Algunos usuarios, como Pere Navarro, han encontrado problemas prácticos con la instalación, ya que la baliza solo se acopla a superficies metálicas, dejando fuera vehículos con techos de cristal. Otros, como Anna Matamala, consideran que en carreteras con poca visibilidad o curvas, los triángulos de emergencia son más efectivos. Sin embargo, Matamala valora positivamente el hecho de no tener que bajar del vehículo para señalizar la avería.

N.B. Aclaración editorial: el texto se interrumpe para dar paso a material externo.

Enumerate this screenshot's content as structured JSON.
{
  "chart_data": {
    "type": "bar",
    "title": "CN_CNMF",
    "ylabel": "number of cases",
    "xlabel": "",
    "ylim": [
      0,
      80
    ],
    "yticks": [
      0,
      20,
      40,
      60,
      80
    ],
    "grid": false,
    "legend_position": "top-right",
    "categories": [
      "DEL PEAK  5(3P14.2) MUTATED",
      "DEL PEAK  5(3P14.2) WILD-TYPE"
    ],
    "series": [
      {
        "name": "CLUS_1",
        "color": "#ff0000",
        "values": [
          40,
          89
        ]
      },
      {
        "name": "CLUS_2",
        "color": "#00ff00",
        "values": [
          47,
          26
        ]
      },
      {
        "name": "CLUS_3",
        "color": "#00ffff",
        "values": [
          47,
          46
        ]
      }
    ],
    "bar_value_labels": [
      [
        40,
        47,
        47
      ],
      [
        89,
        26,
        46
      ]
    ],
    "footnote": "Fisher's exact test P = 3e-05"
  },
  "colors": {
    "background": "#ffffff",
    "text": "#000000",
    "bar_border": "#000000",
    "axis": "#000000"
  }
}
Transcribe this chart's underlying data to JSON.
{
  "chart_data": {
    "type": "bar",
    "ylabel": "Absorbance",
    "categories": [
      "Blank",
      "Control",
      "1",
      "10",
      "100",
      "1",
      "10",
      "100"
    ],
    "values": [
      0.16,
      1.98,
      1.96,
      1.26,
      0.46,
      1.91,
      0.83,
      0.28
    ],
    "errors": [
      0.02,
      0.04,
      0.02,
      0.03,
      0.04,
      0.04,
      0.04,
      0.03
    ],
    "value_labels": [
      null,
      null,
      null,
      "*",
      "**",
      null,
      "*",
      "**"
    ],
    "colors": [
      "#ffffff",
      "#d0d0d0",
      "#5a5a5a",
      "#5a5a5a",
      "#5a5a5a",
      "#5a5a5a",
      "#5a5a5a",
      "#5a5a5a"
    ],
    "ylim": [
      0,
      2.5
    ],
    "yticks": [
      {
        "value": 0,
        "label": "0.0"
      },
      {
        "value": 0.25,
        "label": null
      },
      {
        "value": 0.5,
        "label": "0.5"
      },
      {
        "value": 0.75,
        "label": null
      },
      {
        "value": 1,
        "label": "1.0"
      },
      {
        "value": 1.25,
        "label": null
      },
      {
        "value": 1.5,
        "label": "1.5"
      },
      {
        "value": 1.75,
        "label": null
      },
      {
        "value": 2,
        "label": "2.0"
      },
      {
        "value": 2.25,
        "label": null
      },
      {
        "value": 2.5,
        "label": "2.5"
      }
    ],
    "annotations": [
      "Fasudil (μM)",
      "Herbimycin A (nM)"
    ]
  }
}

Otro punto de fricción es la protección de datos. La baliza envía la ubicación del vehículo a la plataforma DGT 3.0. El jurista Alejandro Rusiñol ha subrayado la falta de claridad sobre la privacidad. El director del Servei Català de Trànsit, Ramon Lamiel, también ha reconocido que ha faltado una mejor campaña de comunicación para especificar los modelos homologados.
“"La ubicación de una persona es un dato muy sensible. Por eso el derecho europeo exige que este tipo de sistemas se implanten con especial cuidado y después de una evaluación previa de impacto en protección de datos."
La sanción por no llevar la V16 es de 80 euros, la misma que por los triángulos. A pesar de la obligatoriedad, el concejal de Seguridad de El Port de la Selva, Roger Pinart, ha dado instrucciones a la policía municipal para no realizar controles específicos, afirmando que su función es «ayudar al ciudadano y no para fastidiarlo».